Their self-titled EP is currently available on a pay-what-you-want basis for a digital copy, or a reasonable sum for a physical copy, as well as their most recent single Monsoons which can be bought on vinyl, all on their Bandcamp page. These guys are also recording an album right now, so any money given to them will be appreciated. They have a killer sound, they deserve it.

https://www.facebook.com/GhostIdols?fref=ts

Deadists

At least some point in your life, you may ask yourself the question: How is it that I’d like to die?

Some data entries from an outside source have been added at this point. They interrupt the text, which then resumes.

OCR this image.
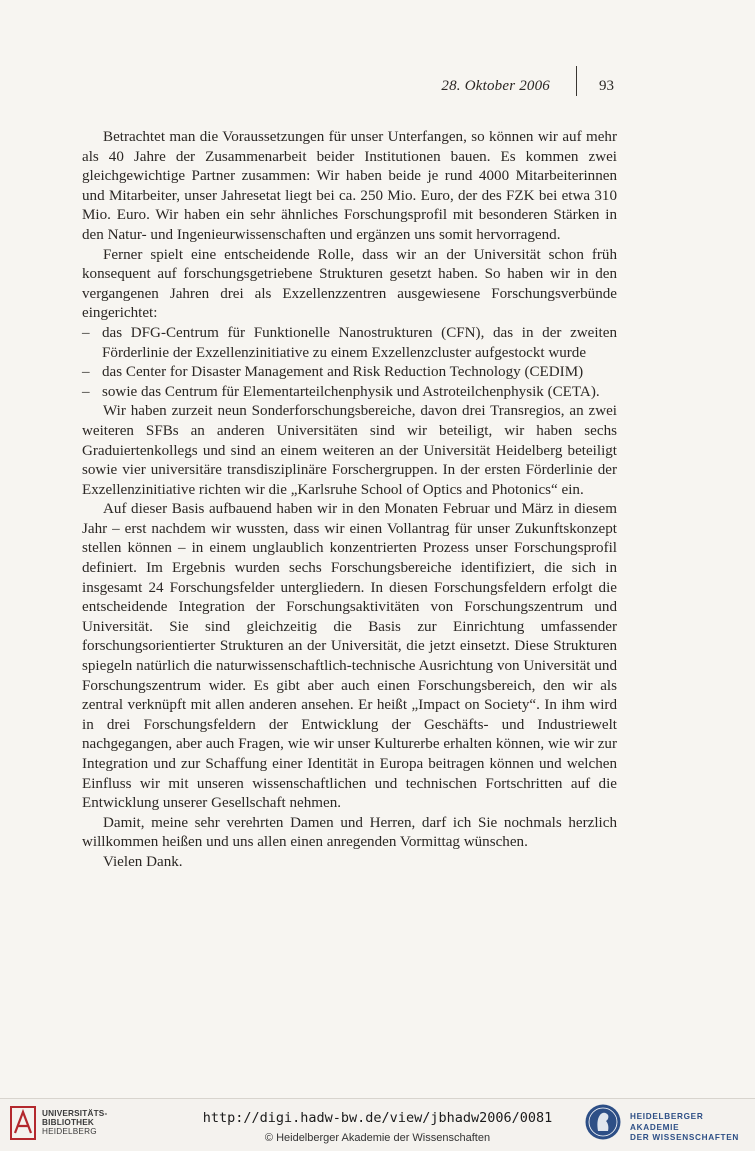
28. Oktober 2006	93

Betrachtet man die Voraussetzungen für unser Unterfangen, so können wir auf mehr als 40 Jahre der Zusammenarbeit beider Institutionen bauen. Es kommen zwei gleichgewichtige Partner zusammen: Wir haben beide je rund 4000 Mitarbeiterinnen und Mitarbeiter, unser Jahresetat liegt bei ca. 250 Mio. Euro, der des FZK bei etwa 310 Mio. Euro. Wir haben ein sehr ähnliches Forschungsprofil mit besonderen Stärken in den Natur- und Ingenieurwissenschaften und ergänzen uns somit hervorragend.

Ferner spielt eine entscheidende Rolle, dass wir an der Universität schon früh konsequent auf forschungsgetriebene Strukturen gesetzt haben. So haben wir in den vergangenen Jahren drei als Exzellenzzentren ausgewiesene Forschungsverbünde eingerichtet:

– das DFG-Centrum für Funktionelle Nanostrukturen (CFN), das in der zweiten Förderlinie der Exzellenzinitiative zu einem Exzellenzcluster aufgestockt wurde
– das Center for Disaster Management and Risk Reduction Technology (CEDIM)
– sowie das Centrum für Elementarteilchenphysik und Astroteilchenphysik (CETA).

Wir haben zurzeit neun Sonderforschungsbereiche, davon drei Transregios, an zwei weiteren SFBs an anderen Universitäten sind wir beteiligt, wir haben sechs Graduiertenkollegs und sind an einem weiteren an der Universität Heidelberg beteiligt sowie vier universitäre transdisziplinäre Forschergruppen. In der ersten Förderlinie der Exzellenzinitiative richten wir die „Karlsruhe School of Optics and Photonics“ ein.

Auf dieser Basis aufbauend haben wir in den Monaten Februar und März in diesem Jahr – erst nachdem wir wussten, dass wir einen Vollantrag für unser Zukunftskonzept stellen können – in einem unglaublich konzentrierten Prozess unser Forschungsprofil definiert. Im Ergebnis wurden sechs Forschungsbereiche identifiziert, die sich in insgesamt 24 Forschungsfelder untergliedern. In diesen Forschungsfeldern erfolgt die entscheidende Integration der Forschungsaktivitäten von Forschungszentrum und Universität. Sie sind gleichzeitig die Basis zur Einrichtung umfassender forschungsorientierter Strukturen an der Universität, die jetzt einsetzt. Diese Strukturen spiegeln natürlich die naturwissenschaftlich-technische Ausrichtung von Universität und Forschungszentrum wider. Es gibt aber auch einen Forschungsbereich, den wir als zentral verknüpft mit allen anderen ansehen. Er heißt „Impact on Society“. In ihm wird in drei Forschungsfeldern der Entwicklung der Geschäfts- und Industriewelt nachgegangen, aber auch Fragen, wie wir unser Kulturerbe erhalten können, wie wir zur Integration und zur Schaffung einer Identität in Europa beitragen können und welchen Einfluss wir mit unseren wissenschaftlichen und technischen Fortschritten auf die Entwicklung unserer Gesellschaft nehmen.

Damit, meine sehr verehrten Damen und Herren, darf ich Sie nochmals herzlich willkommen heißen und uns allen einen anregenden Vormittag wünschen.

Vielen Dank.

UNIVERSITÄTS-
BIBLIOTHEK
HEIDELBERG
http://digi.hadw-bw.de/view/jbhadw2006/0081
© Heidelberger Akademie der Wissenschaften
HEIDELBERGER AKADEMIE
DER WISSENSCHAFTEN
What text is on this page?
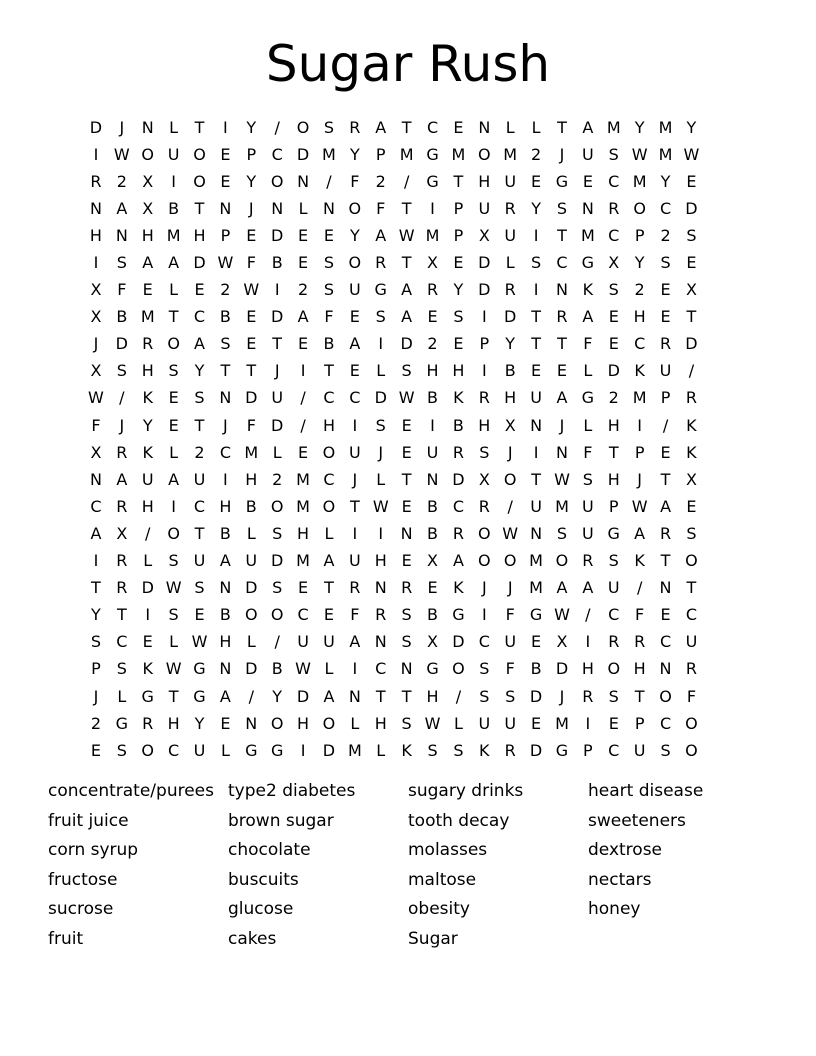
Sugar Rush
D	J	N L	T	I	Y	/	O S R A T C E N L	L	T A M Y M Y
I W O U O E	P C D M Y	P M G M O M 2	J	U S W M W
R 2 X	I	O E Y O N	/	F	2	/	G T H U E G E C M Y E
N A X B T N	J	N L N O F	T	I	P U R Y S N R O C D
H N H M H P	E D E E Y A W M P X U	I	T M C P 2 S
I	S A A D W F B E S O R T X E D L	S C G X Y S E
X F	E	L	E 2 W I	2 S U G A R Y D R	I	N K S 2 E X
X B M T C B E D A F	E S A E S	I	D T R A E H E T
J	D R O A S E T E B A	I	D 2 E	P	Y	T	T	F	E C R D
X S H S Y	T	T	J	I	T E	L	S H H	I	B E E	L D K U	/
W /	K E S N D U	/	C C D W B K R H U A G 2 M P R
F	J	Y E T	J	F D	/	H	I	S E	I	B H X N	J	L H	I	/	K
X R K	L	2 C M L	E O U	J	E U R S	J	I	N F	T	P	E K
N A U A U	I	H 2 M C	J	L	T N D X O T W S H	J	T X
C R H	I	C H B O M O T W E B C R	/	U M U P W A E
A X	/	O T B L	S H L	I	I	N B R O W N S U G A R S
I	R L	S U A U D M A U H E X A O O M O R S K T O
T R D W S N D S E T R N R E K	J	J	M A A U	/	N T
Y	T	I	S E B O O C E	F R S B G	I	F G W /	C F	E C
S C E	L W H L	/	U U A N S X D C U E X	I	R R C U
P S K W G N D B W L	I	C N G O S	F B D H O H N R
J	L G T G A	/	Y D A N T	T H	/	S S D	J	R S T O F
2 G R H Y E N O H O L H S W L U U E M	I	E	P C O
E S O C U L G G	I	D M L	K S S K R D G P C U S O
concentrate/purees
fruit juice
corn syrup
fructose
sucrose
fruit
type2 diabetes
brown sugar
chocolate
buscuits
glucose
cakes
sugary drinks
tooth decay
molasses
maltose
obesity
Sugar
heart disease
sweeteners
dextrose
nectars
honey
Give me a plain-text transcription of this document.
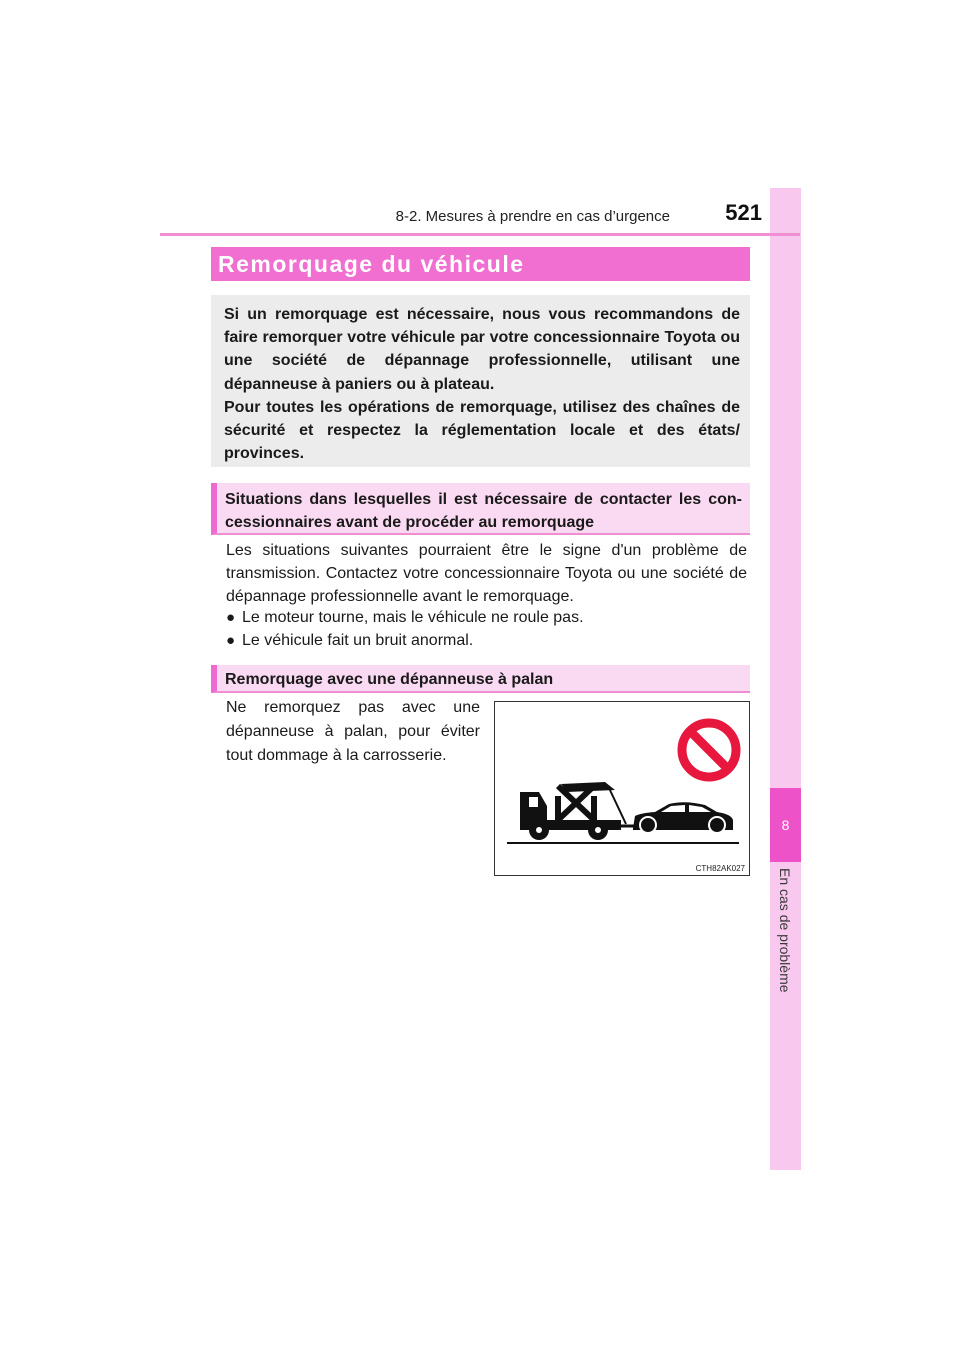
8
En cas de problème
8-2. Mesures à prendre en cas d’urgence	521
Remorquage du véhicule

Si un remorquage est nécessaire, nous vous recommandons de faire remorquer votre véhicule par votre concessionnaire Toyota ou une société de dépannage professionnelle, utilisant une dépanneuse à paniers ou à plateau.

Pour toutes les opérations de remorquage, utilisez des chaînes de sécurité et respectez la réglementation locale et des états/ provinces.

Situations dans lesquelles il est nécessaire de contacter les con- cessionnaires avant de procéder au remorquage

Les situations suivantes pourraient être le signe d'un problème de transmission. Contactez votre concessionnaire Toyota ou une société de dépannage professionnelle avant le remorquage.

● Le moteur tourne, mais le véhicule ne roule pas.
● Le véhicule fait un bruit anormal.
Remorquage avec une dépanneuse à palan

Ne remorquez pas avec une dépanneuse à palan, pour éviter tout dommage à la carrosserie.

CTH82AK027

No matter what state of mind you are in, it seems to be an intangiable fact that we as the human race, are oft fascinated by the realms of the morbid. After all, life does come to an end at some point. But say if for example, you are in a Swedish metal band from Gothenburg, and your music so happens to be very heavy, addled with enough riffs and raw power to haemorrage a tower block, you may ask yourself: Is death by sludge possible? Deadists would like think so, their waves of black tar swallowing you whole, whilst the crushing weight squeezes the air from your lungs. Meeting somewhere between doom and sludge, none of Time Without Light’s five tracks falls under the five minute mark., giving enough exposure in one sitting to completely pulverise your eardrums into dust. The full-out fuzz assault of Human Stain is a seemingly endless tide of meaty guitar grooves and highly intimidating barking, all the time while drums beat and bloody the faint of heart into a pulp. Deadists may play with an appetite for destruction, that much is clear, but the size and skill of which this fairly original brand of addictive sludge is performed, leaves little doubt that these gentlemen from Gothenburg are a wrecking crew capable of global domination.

Deadists are in a strange state, they haven’t died but are evolving in terms of sound and personnel, of which change hopefully bring new material with it. In any case, 2010’s Time Without Light can be found on their Bandcamp page for an absolute steal.